The issue is, the IETF doesn't get to put requirements on proprietary PNSs mechanisms, and 2 of the 3 that we are considering are proprietary. The whole point of this is to allow SIP networks to work with the existing PNSs. They are what they are. SIP providers would not be able to use our recommendations to select which PNSs to use; rather they must use the ones that their customers’ devices already use.
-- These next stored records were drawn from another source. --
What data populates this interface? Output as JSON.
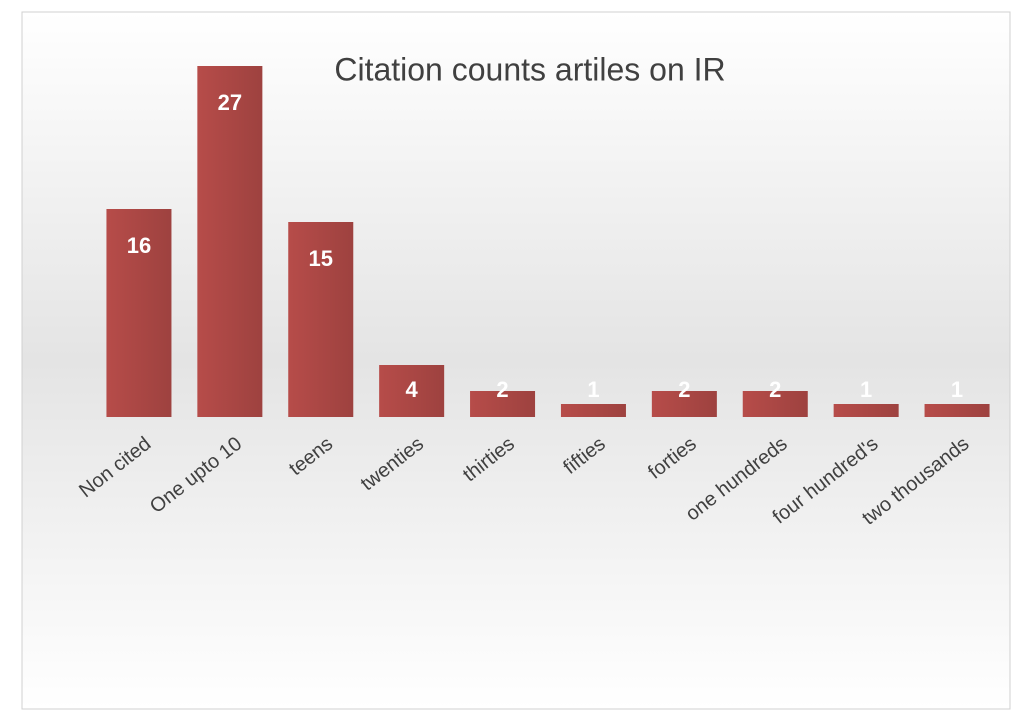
{
  "chart_data": {
    "type": "bar",
    "title": "Citation counts  artiles on IR",
    "categories": [
      "Non cited",
      "One upto 10",
      "teens",
      "twenties",
      "thirties",
      "fifties",
      "forties",
      "one hundreds",
      "four hundred's",
      "two thousands"
    ],
    "values": [
      16,
      27,
      15,
      4,
      2,
      1,
      2,
      2,
      1,
      1
    ],
    "color": "#c0504d",
    "ylim": [
      0,
      28
    ]
  }
}
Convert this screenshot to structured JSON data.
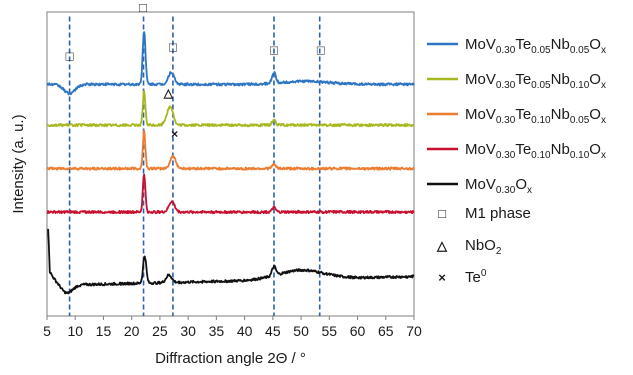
{
  "chart_data": {
    "type": "line",
    "title": "",
    "xlabel": "Diffraction angle 2Θ / °",
    "ylabel": "Intensity (a. u.)",
    "xlim": [
      5,
      70
    ],
    "xticks": [
      "5",
      "10",
      "15",
      "20",
      "25",
      "30",
      "35",
      "40",
      "45",
      "50",
      "55",
      "60",
      "65",
      "70"
    ],
    "y_ticks_shown": false,
    "grid": false,
    "legend_position": "right",
    "series": [
      {
        "name": "MoV0.30Te0.05Nb0.05Ox",
        "color": "#2e75c3",
        "baseline": 0.762,
        "label_parts": [
          [
            "MoV",
            ""
          ],
          [
            "0.30",
            "s"
          ],
          [
            "Te",
            ""
          ],
          [
            "0.05",
            "s"
          ],
          [
            "Nb",
            ""
          ],
          [
            "0.05",
            "s"
          ],
          [
            "O",
            ""
          ],
          [
            "x",
            "s"
          ]
        ],
        "features": [
          {
            "type": "dip",
            "x": 9.0,
            "h": 0.03
          },
          {
            "type": "peak",
            "x": 22.2,
            "h": 0.175,
            "w": 0.25
          },
          {
            "type": "peak",
            "x": 27.0,
            "h": 0.04,
            "w": 0.5
          },
          {
            "type": "peak",
            "x": 45.2,
            "h": 0.035,
            "w": 0.35
          },
          {
            "type": "hump",
            "x": 51,
            "h": 0.01
          }
        ]
      },
      {
        "name": "MoV0.30Te0.05Nb0.10Ox",
        "color": "#a8b820",
        "baseline": 0.628,
        "label_parts": [
          [
            "MoV",
            ""
          ],
          [
            "0.30",
            "s"
          ],
          [
            "Te",
            ""
          ],
          [
            "0.05",
            "s"
          ],
          [
            "Nb",
            ""
          ],
          [
            "0.10",
            "s"
          ],
          [
            "O",
            ""
          ],
          [
            "x",
            "s"
          ]
        ],
        "features": [
          {
            "type": "peak",
            "x": 22.2,
            "h": 0.11,
            "w": 0.22
          },
          {
            "type": "peak",
            "x": 26.5,
            "h": 0.04,
            "w": 0.5
          },
          {
            "type": "peak",
            "x": 27.1,
            "h": 0.035,
            "w": 0.4
          },
          {
            "type": "peak",
            "x": 45.2,
            "h": 0.018,
            "w": 0.3
          }
        ]
      },
      {
        "name": "MoV0.30Te0.10Nb0.05Ox",
        "color": "#ed7d31",
        "baseline": 0.485,
        "label_parts": [
          [
            "MoV",
            ""
          ],
          [
            "0.30",
            "s"
          ],
          [
            "Te",
            ""
          ],
          [
            "0.10",
            "s"
          ],
          [
            "Nb",
            ""
          ],
          [
            "0.05",
            "s"
          ],
          [
            "O",
            ""
          ],
          [
            "x",
            "s"
          ]
        ],
        "features": [
          {
            "type": "peak",
            "x": 22.2,
            "h": 0.125,
            "w": 0.22
          },
          {
            "type": "peak",
            "x": 27.3,
            "h": 0.04,
            "w": 0.5
          },
          {
            "type": "peak",
            "x": 45.2,
            "h": 0.015,
            "w": 0.3
          }
        ]
      },
      {
        "name": "MoV0.30Te0.10Nb0.10Ox",
        "color": "#c8102e",
        "baseline": 0.342,
        "label_parts": [
          [
            "MoV",
            ""
          ],
          [
            "0.30",
            "s"
          ],
          [
            "Te",
            ""
          ],
          [
            "0.10",
            "s"
          ],
          [
            "Nb",
            ""
          ],
          [
            "0.10",
            "s"
          ],
          [
            "O",
            ""
          ],
          [
            "x",
            "s"
          ]
        ],
        "features": [
          {
            "type": "peak",
            "x": 22.2,
            "h": 0.125,
            "w": 0.22
          },
          {
            "type": "peak",
            "x": 27.1,
            "h": 0.035,
            "w": 0.5
          },
          {
            "type": "peak",
            "x": 45.2,
            "h": 0.015,
            "w": 0.3
          }
        ]
      },
      {
        "name": "MoV0.30Ox",
        "color": "#111111",
        "baseline": 0.1,
        "label_parts": [
          [
            "MoV",
            ""
          ],
          [
            "0.30",
            "s"
          ],
          [
            "O",
            ""
          ],
          [
            "x",
            "s"
          ]
        ],
        "features": [
          {
            "type": "start",
            "x": 5.2,
            "h": 0.13
          },
          {
            "type": "decay",
            "x": 5.2,
            "h": 0.06
          },
          {
            "type": "dip",
            "x": 8.5,
            "h": 0.03
          },
          {
            "type": "peak",
            "x": 22.3,
            "h": 0.09,
            "w": 0.28
          },
          {
            "type": "peak",
            "x": 26.6,
            "h": 0.025,
            "w": 0.5
          },
          {
            "type": "peak",
            "x": 45.2,
            "h": 0.03,
            "w": 0.35
          },
          {
            "type": "hump",
            "x": 50,
            "h": 0.03
          },
          {
            "type": "slope",
            "h": 0.03
          }
        ]
      }
    ],
    "reference_lines": {
      "x": [
        9.0,
        22.1,
        27.3,
        45.2,
        53.3
      ],
      "color": "#2e5fa8",
      "style": "dashed"
    },
    "markers": [
      {
        "symbol": "□",
        "kind": "M1 phase",
        "x": 9.0,
        "level": 0.84
      },
      {
        "symbol": "□",
        "kind": "M1 phase",
        "x": 22.0,
        "level": 1.0
      },
      {
        "symbol": "□",
        "kind": "M1 phase",
        "x": 27.3,
        "level": 0.87
      },
      {
        "symbol": "□",
        "kind": "M1 phase",
        "x": 45.2,
        "level": 0.86
      },
      {
        "symbol": "□",
        "kind": "M1 phase",
        "x": 53.5,
        "level": 0.86
      },
      {
        "symbol": "△",
        "kind": "NbO2",
        "x": 26.5,
        "level": 0.72
      },
      {
        "symbol": "×",
        "kind": "Te0",
        "x": 27.6,
        "level": 0.585
      }
    ],
    "symbol_legend": [
      {
        "symbol": "□",
        "label_parts": [
          [
            "M1 phase",
            ""
          ]
        ]
      },
      {
        "symbol": "△",
        "label_parts": [
          [
            "NbO",
            ""
          ],
          [
            "2",
            "s"
          ]
        ]
      },
      {
        "symbol": "×",
        "label_parts": [
          [
            "Te",
            ""
          ],
          [
            "0",
            "u"
          ]
        ]
      }
    ]
  }
}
Obviously we can say more for HTTP Push; RFC 8030 already does that.

>> The categories you mention from 8030 do seem generic, but the text in the respective sections of 8030 seems fairly specific to HTTP(S) Push.
>> That all being said, I would be happy to see something to the effect of the following in this draft: “The security considerations for the use and operation of any particular PNS is out of scope for this document. [RFC8030] documents the security considerations for HTTP Push. Security considerations for other PNSs are left to their respective specifications.”
> That seems like a pretty nice way to say it.

Would that be sufficient to resolve your concern above?